With the resounding iconography of its opening credits, The Last Circus boldly announces itself as a “parade of monsters” of 20th-century Spain. Set to a military march adorned with flamenco flourishes, the title sequence unfurls a collage of snapshots in which dictators like Franco, Hitler, Basque terrorists, and priests, coexist with figures from horror movies (Lon Chaney, Boris Karloff) and Spanish popular culture, particularly comedy stars. It’s an audiovisual bombardment in which director Álex de la Iglesia plants the seeds for a very special exorcism of History, recalling the wounds of a nation that spent nearly half a century under a tragic cloak of repression, a bold and visceral exercise in memory that employs the distorted filter—baroque and oneiric—of the horror genre.
The action begins in 1937, in the thick of the Civil War, but quickly jumps ahead to 1973 during the late Franco era. De la Iglesia depicts this period with an emphasis on the ingrown conservatism and belligerence of a country that regards the democratic impulse and the winds of modernity blowing across Western Europe as alien. Within this context, he develops a love triangle between two circus clowns and a trapeze artist. Utterly lacking in restraint, the antagonism between the violent and macho “stupid clown” and the timid “sad clown,” traumatized by the death of his father at the hands of Franco’s army, sets them on a brutal path to self-destruction. The clowns’ irrational conflict is an abstract representation of a state of moral confusion that de la Iglesia adapts to his own perspective: the fusion of Grand Guignol with esperpento—the theater of the grotesque created by Ramón del Valle-Inclán.
In the realm of cinephilia, The Last Circus stages another strange confrontation. On the one hand, de la Iglesia clings to a certain formalism in order to invoke Hitchcock and Hammer Films. The Sad Clown’s monstrous, disfigured face, for example, is derived from Christopher Lee’s in The Curse of Frankenstein. On the other hand, at its most naturalistic the film reclaims benchmarks of Spanish cinema like the psychological terror of Pedro Olea’s 1970 film The Ancines Woods and Carlos Saura’s depictions of a Spain beset by ghosts in the Seventies. In addition the film irreverently appropriates historical memory just as Quentin Tarantino does in Inglourious Basterds, most clearly during the disturbing encounter between the Sad Clown and the Generalisimo himself.

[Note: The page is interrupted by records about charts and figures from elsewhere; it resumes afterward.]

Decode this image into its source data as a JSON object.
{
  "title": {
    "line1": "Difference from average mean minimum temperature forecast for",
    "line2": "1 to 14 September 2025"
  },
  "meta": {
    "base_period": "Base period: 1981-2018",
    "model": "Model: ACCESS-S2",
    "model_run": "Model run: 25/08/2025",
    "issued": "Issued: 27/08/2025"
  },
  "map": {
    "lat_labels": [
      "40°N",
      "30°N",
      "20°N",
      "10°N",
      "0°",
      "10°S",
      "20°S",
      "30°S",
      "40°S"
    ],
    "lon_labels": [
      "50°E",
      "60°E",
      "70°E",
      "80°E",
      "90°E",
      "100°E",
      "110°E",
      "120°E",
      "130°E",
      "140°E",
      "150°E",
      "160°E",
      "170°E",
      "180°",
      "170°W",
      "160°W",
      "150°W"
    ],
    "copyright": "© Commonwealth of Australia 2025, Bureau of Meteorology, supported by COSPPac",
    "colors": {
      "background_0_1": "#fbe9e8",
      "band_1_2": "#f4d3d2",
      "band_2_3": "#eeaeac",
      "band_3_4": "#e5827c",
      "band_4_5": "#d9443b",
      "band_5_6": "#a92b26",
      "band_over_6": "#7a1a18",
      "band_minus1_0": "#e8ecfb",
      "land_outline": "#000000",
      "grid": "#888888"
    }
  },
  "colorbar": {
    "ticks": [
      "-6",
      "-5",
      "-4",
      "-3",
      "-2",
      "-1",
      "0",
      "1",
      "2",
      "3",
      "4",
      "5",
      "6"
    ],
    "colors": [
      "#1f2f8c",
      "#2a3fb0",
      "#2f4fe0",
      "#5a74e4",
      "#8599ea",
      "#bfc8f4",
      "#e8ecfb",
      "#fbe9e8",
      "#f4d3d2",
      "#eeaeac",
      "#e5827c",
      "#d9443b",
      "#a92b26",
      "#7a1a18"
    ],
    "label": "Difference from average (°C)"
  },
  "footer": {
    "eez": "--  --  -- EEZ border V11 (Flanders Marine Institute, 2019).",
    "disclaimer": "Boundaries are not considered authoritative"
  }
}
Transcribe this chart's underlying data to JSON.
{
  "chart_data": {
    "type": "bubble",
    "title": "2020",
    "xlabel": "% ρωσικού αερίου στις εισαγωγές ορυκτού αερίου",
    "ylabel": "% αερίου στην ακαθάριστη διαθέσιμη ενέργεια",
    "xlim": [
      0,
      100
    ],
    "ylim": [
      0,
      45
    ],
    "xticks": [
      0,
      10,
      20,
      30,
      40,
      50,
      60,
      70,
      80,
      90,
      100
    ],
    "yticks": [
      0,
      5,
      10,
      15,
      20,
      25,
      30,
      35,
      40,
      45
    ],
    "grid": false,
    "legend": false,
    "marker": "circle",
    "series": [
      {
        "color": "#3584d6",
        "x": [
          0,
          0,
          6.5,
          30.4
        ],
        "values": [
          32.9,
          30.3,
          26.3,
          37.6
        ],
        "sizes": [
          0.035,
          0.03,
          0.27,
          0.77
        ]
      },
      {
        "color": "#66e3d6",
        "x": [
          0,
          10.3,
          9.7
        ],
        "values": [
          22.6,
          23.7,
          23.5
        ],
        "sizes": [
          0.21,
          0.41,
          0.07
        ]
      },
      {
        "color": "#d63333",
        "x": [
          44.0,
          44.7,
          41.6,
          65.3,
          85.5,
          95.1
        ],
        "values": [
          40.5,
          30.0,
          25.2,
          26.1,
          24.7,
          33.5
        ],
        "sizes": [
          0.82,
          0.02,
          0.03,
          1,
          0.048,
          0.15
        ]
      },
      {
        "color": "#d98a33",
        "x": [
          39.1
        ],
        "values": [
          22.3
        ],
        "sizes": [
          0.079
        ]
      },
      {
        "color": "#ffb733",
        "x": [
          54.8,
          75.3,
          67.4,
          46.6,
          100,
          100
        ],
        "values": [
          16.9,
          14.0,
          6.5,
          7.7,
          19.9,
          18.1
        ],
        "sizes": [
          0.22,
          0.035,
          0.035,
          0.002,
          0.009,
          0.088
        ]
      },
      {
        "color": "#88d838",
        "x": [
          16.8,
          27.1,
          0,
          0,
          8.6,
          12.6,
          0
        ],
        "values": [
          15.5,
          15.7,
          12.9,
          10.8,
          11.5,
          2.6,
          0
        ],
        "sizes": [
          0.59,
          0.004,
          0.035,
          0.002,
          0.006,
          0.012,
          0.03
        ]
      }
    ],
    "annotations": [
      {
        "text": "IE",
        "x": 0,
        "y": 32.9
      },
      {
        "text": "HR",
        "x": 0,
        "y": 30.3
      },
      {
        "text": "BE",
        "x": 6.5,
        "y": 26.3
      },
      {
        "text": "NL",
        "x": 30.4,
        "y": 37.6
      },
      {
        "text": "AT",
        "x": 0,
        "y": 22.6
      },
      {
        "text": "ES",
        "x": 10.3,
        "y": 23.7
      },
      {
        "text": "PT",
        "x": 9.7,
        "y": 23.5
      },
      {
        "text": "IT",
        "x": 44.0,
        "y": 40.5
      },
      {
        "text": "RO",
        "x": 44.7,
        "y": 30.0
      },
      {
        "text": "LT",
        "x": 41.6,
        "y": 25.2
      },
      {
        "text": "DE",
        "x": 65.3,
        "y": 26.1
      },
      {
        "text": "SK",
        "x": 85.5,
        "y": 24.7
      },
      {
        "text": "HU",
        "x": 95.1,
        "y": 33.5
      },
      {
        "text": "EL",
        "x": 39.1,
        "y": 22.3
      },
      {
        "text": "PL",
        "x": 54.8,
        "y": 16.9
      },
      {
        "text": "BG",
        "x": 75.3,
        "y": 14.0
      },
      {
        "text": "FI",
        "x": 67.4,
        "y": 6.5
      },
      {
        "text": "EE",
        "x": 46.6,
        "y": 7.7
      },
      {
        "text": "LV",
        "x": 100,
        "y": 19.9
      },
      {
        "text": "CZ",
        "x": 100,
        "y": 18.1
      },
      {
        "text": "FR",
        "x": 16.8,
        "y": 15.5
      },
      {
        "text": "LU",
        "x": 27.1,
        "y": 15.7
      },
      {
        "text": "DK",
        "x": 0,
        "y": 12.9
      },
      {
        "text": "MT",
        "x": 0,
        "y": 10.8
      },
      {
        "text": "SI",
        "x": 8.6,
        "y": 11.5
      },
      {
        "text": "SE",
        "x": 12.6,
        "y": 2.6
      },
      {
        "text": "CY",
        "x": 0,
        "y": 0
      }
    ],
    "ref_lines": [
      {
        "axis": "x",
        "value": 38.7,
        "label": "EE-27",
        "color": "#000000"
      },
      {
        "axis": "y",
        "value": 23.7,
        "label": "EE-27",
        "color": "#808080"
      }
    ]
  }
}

In the end it becomes apparent that The Last Circus’s problems reside less in the personal approximation of history through filmic references than in its dramatic development. The resulting chronicle is somewhat rushed and at the point at which the protagonists are fully transformed into monstrous creatures, the action is sent into a tiresome loop in which the images pursue new allegories—the final climax takes place in the Valley of the Fallen, a monument built by Franco that here serves as a symbol of fascist power—while the narrative grinds to a halt. This would seem to be the price paid for de la Iglesia’s brand of shock therapy.